Time dependent bi-directional neuroprotection by Adenosine 2A receptor in Experimental Traumatic Brain Injury.

BACKGROUND: Traumatic Brain Injury (TBI) results in both focal and diffuse brain pathologies that are exacerbated severely after initial injury. Due to this disease complexity in nature, there is still no effective therapeutic measure aimed directly at these pathological processes. We developed a clinically relevant model of TBI and tested bidirectional neuroprotective role of adenosine 2A receptors (A2AR) at different time window periods.

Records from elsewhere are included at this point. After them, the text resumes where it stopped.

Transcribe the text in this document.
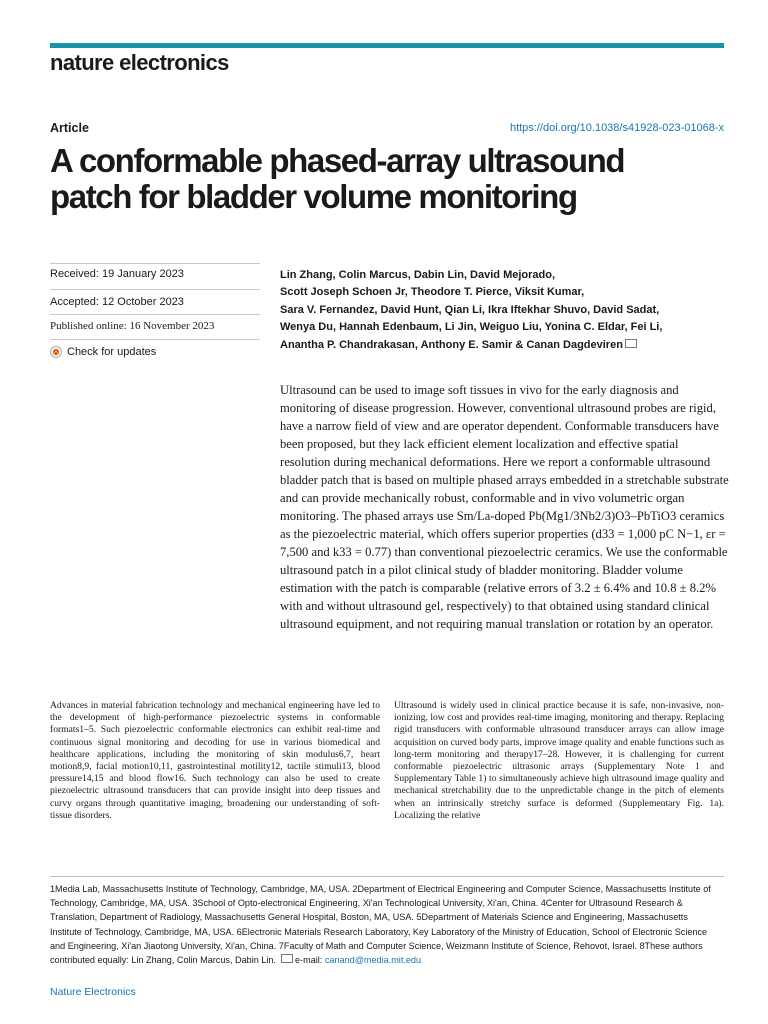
nature electronics
Article	https://doi.org/10.1038/s41928-023-01068-x
A conformable phased-array ultrasound
patch for bladder volume monitoring
Received: 19 January 2023
Accepted: 12 October 2023
Published online: 16 November 2023
Check for updates
Lin Zhang, Colin Marcus, Dabin Lin, David Mejorado,
Scott Joseph Schoen Jr, Theodore T. Pierce, Viksit Kumar,
Sara V. Fernandez, David Hunt, Qian Li, Ikra Iftekhar Shuvo, David Sadat,
Wenya Du, Hannah Edenbaum, Li Jin, Weiguo Liu, Yonina C. Eldar, Fei Li,
Anantha P. Chandrakasan, Anthony E. Samir & Canan Dagdeviren

Ultrasound can be used to image soft tissues in vivo for the early diagnosis and monitoring of disease progression. However, conventional ultrasound probes are rigid, have a narrow field of view and are operator dependent. Conformable transducers have been proposed, but they lack efficient element localization and effective spatial resolution during mechanical deformations. Here we report a conformable ultrasound bladder patch that is based on multiple phased arrays embedded in a stretchable substrate and can provide mechanically robust, conformable and in vivo volumetric organ monitoring. The phased arrays use Sm/La-doped Pb(Mg1/3Nb2/3)O3–PbTiO3 ceramics as the piezoelectric material, which offers superior properties (d33 = 1,000 pC N−1, εr = 7,500 and k33 = 0.77) than conventional piezoelectric ceramics. We use the conformable ultrasound patch in a pilot clinical study of bladder monitoring. Bladder volume estimation with the patch is comparable (relative errors of 3.2 ± 6.4% and 10.8 ± 8.2% with and without ultrasound gel, respectively) to that obtained using standard clinical ultrasound equipment, and not requiring manual translation or rotation by an operator.

Advances in material fabrication technology and mechanical engineering have led to the development of high-performance piezoelectric systems in conformable formats1–5. Such piezoelectric conformable electronics can exhibit real-time and continuous signal monitoring and decoding for use in various biomedical and healthcare applications, including the monitoring of skin modulus6,7, heart motion8,9, facial motion10,11, gastrointestinal motility12, tactile stimuli13, blood pressure14,15 and blood flow16. Such technology can also be used to create piezoelectric ultrasound transducers that can provide insight into deep tissues and curvy organs through quantitative imaging, broadening our understanding of soft-tissue disorders.

Ultrasound is widely used in clinical practice because it is safe, non-invasive, non-ionizing, low cost and provides real-time imaging, monitoring and therapy. Replacing rigid transducers with conformable ultrasound transducer arrays can allow image acquisition on curved body parts, improve image quality and enable functions such as long-term monitoring and therapy17–28. However, it is challenging for current conformable piezoelectric ultrasonic arrays (Supplementary Note 1 and Supplementary Table 1) to simultaneously achieve high ultrasound image quality and mechanical stretchability due to the unpredictable change in the pitch of elements when an intrinsically stretchy surface is deformed (Supplementary Fig. 1a). Localizing the relative

1Media Lab, Massachusetts Institute of Technology, Cambridge, MA, USA. 2Department of Electrical Engineering and Computer Science, Massachusetts Institute of Technology, Cambridge, MA, USA. 3School of Opto-electronical Engineering, Xi'an Technological University, Xi'an, China. 4Center for Ultrasound Research & Translation, Department of Radiology, Massachusetts General Hospital, Boston, MA, USA. 5Department of Materials Science and Engineering, Massachusetts Institute of Technology, Cambridge, MA, USA. 6Electronic Materials Research Laboratory, Key Laboratory of the Ministry of Education, School of Electronic Science and Engineering, Xi'an Jiaotong University, Xi'an, China. 7Faculty of Math and Computer Science, Weizmann Institute of Science, Rehovot, Israel. 8These authors contributed equally: Lin Zhang, Colin Marcus, Dabin Lin. e-mail: canand@media.mit.edu

Nature Electronics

METHODS: Animals (Wistar Rats) were divided into four treatment groups- Sham, TBI, A2AR agonist (CGS-21680) and A2AR antagonist (SCH-58261) with four post TBI time windows (15mins, 1, 12 and 24hrs). A2AR agonist and antagonist effects were tested with neurological functional score (NFS), levels of cAMP, Interleukin-1β, oxidative stress-antioxidant markers and caspase-3.

RESULTS: A2AR agonist treated group showed significant NFS improvement after 15mins and 1hr post TBI compared to TBI group, but no improvement observed at 12 and 24hrs. Interestingly, A2AR antagonists showed no NFS improvement at 15mins and 1hr while significant improvement observed at 12 and 24hrs. Significant neuroprotective effect with A2AR agonist were observed with cAMP, IL-1β, oxidative stress markers, catalase and caspase-3 levels at 15mins and 1hr post TBI. A2AR antagonist showed no effect at these time intervals but showed protective effect at 12 and 24hrs post TBI.

CONCLUSIONS: A2AR agonist showed beneficial neuroprotective effect at early stages of post TBI periods while A2AR antagonist showed at later stages of post TBI. This suggests that A2AR agonist and antagonist to be used depending on the time window at which TBI has occurred.